В конечном счете, образ помойки вполне соответствует чувствам ученика, окончательно потерянного для школы, ощущающего себя каким-то мусором. Кроме того, я не раз слышал слово «помойка» в применении к частным учебным заведениям, принимающим (за какие деньги?) отбросы средней школы. Я провел в такой «помойке» несколько лет, с пятого по первый класс, на пансионе. И среди всех учителей, которых я там пережил, было четверо, которые меня спасли.
— Когда тебя выудили из помоев, ты заболел — сепсис. Два месяца тебя кололи пенициллином. Несладко тогда тебе пришлось, ты трясся, как заяц. Как только медсестра бралась за шприц, тебя часами приходилось искать по всему дому. Однажды ты укрылся в шкафу, который упал на тебя.
Боязнь уколов — вот красноречивая метафора: все школьные годы я провел, скрываясь от учителей, которых представлял себе этакими Диафуарусами[9], вооруженными гигантскими шприцами и только и думающими, как бы засадить укол бедному ребенку (прекрасно помню эту жгучую боль от пенициллина пятидесятых годов — будто под кожу впрыскивают расплавленное олово).

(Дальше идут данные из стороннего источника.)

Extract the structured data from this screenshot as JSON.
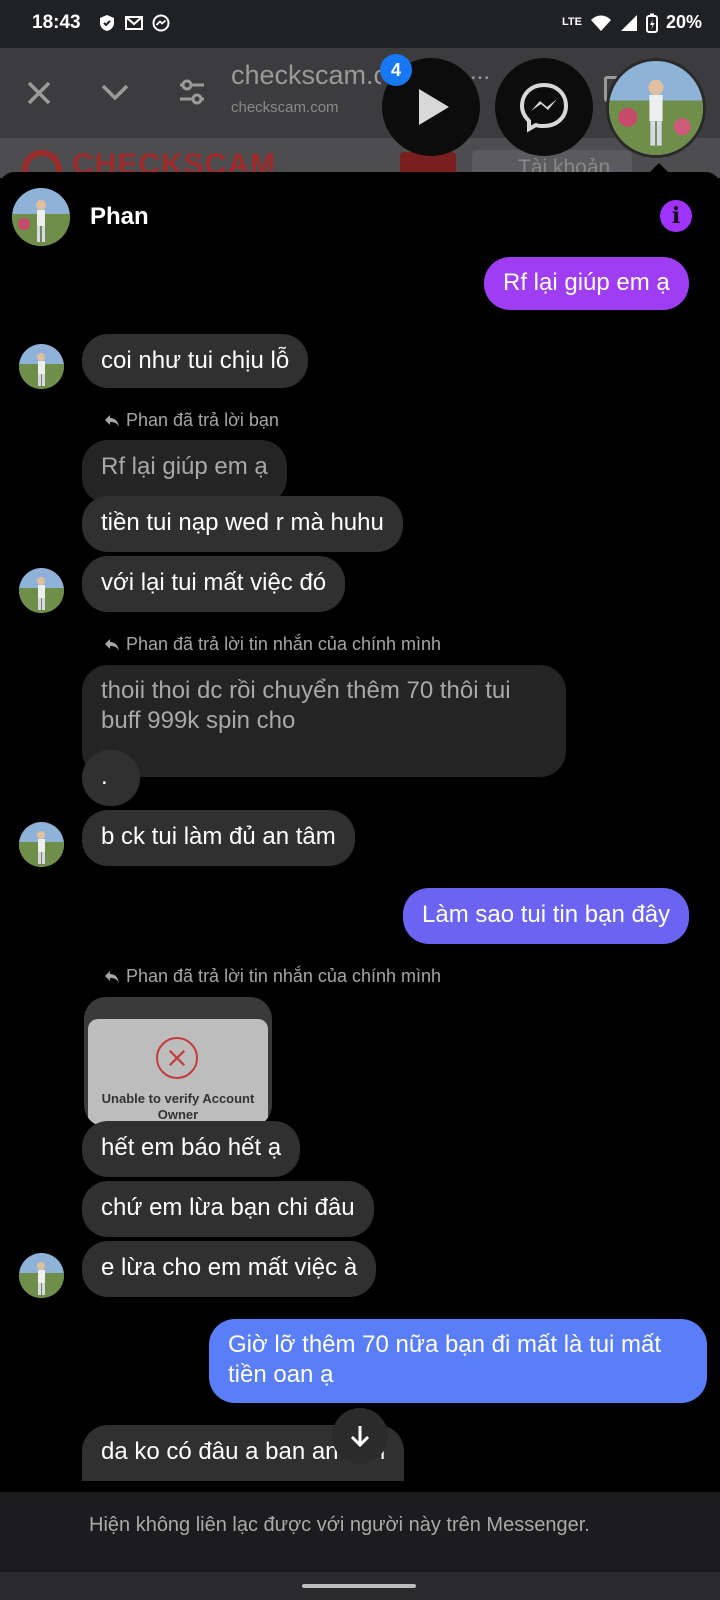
{
  "status_bar": {
    "time": "18:43",
    "battery": "20%",
    "network": "LTE"
  },
  "browser": {
    "page_title": "checkscam.c",
    "url": "checkscam.com",
    "more": "..."
  },
  "web_page": {
    "logo_text": "CHECKSCAM",
    "search_placeholder": "Tài khoản"
  },
  "chat_heads": {
    "unread_count": "4"
  },
  "chat": {
    "contact_name": "Phan",
    "messages": [
      {
        "text": "Rf lại giúp em ạ"
      },
      {
        "text": "coi như tui chịu lỗ"
      },
      {
        "reply_note": "Phan đã trả lời bạn"
      },
      {
        "text": "Rf lại giúp em ạ"
      },
      {
        "text": "tiền tui nạp wed r mà huhu"
      },
      {
        "text": "với lại tui mất việc đó"
      },
      {
        "reply_note": "Phan đã trả lời tin nhắn của chính mình"
      },
      {
        "text_line1": "thoii thoi dc rồi chuyển thêm 70 thôi tui",
        "text_line2": "buff 999k spin cho"
      },
      {
        "text": "."
      },
      {
        "text": "b ck tui làm đủ an tâm"
      },
      {
        "text": "Làm sao tui tin bạn đây"
      },
      {
        "reply_note": "Phan đã trả lời tin nhắn của chính mình"
      },
      {
        "image_caption_line1": "Unable to verify Account",
        "image_caption_line2": "Owner"
      },
      {
        "text": "hết em báo hết ạ"
      },
      {
        "text": "chứ em lừa bạn chi đâu"
      },
      {
        "text": "e lừa cho em mất việc à"
      },
      {
        "text_line1": "Giờ lỡ thêm 70 nữa bạn đi mất là tui mất",
        "text_line2": "tiền oan ạ"
      },
      {
        "text": "da ko có đâu a ban an tâm"
      }
    ],
    "footer_notice": "Hiện không liên lạc được với người này trên Messenger."
  },
  "colors": {
    "outgoing_purple": "#9e3df2",
    "outgoing_blue": "#6b63f2",
    "outgoing_blue2": "#5a7ef7",
    "info_button": "#a033ff",
    "badge": "#1877f2"
  },
  "icons": [
    "close-icon",
    "chevron-down-icon",
    "tune-icon",
    "play-icon",
    "messenger-icon",
    "info-icon",
    "reply-arrow-icon",
    "error-x-icon",
    "arrow-down-icon",
    "shield-icon",
    "gmail-icon",
    "messenger-notif-icon",
    "wifi-icon",
    "signal-icon",
    "battery-icon"
  ]
}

В любом случае, да, именно страх был главным чувством в мои школьные годы — и главным препятствием. А потому, став учителем, я первым делом стараюсь искоренить страх в своих двоечниках, чтобы снять это препятствие и дать знаниям шанс просочиться в их головы.
Мне приснился сон. Не детский, а сегодняшний, связанный с этой самой книгой, которую я пишу.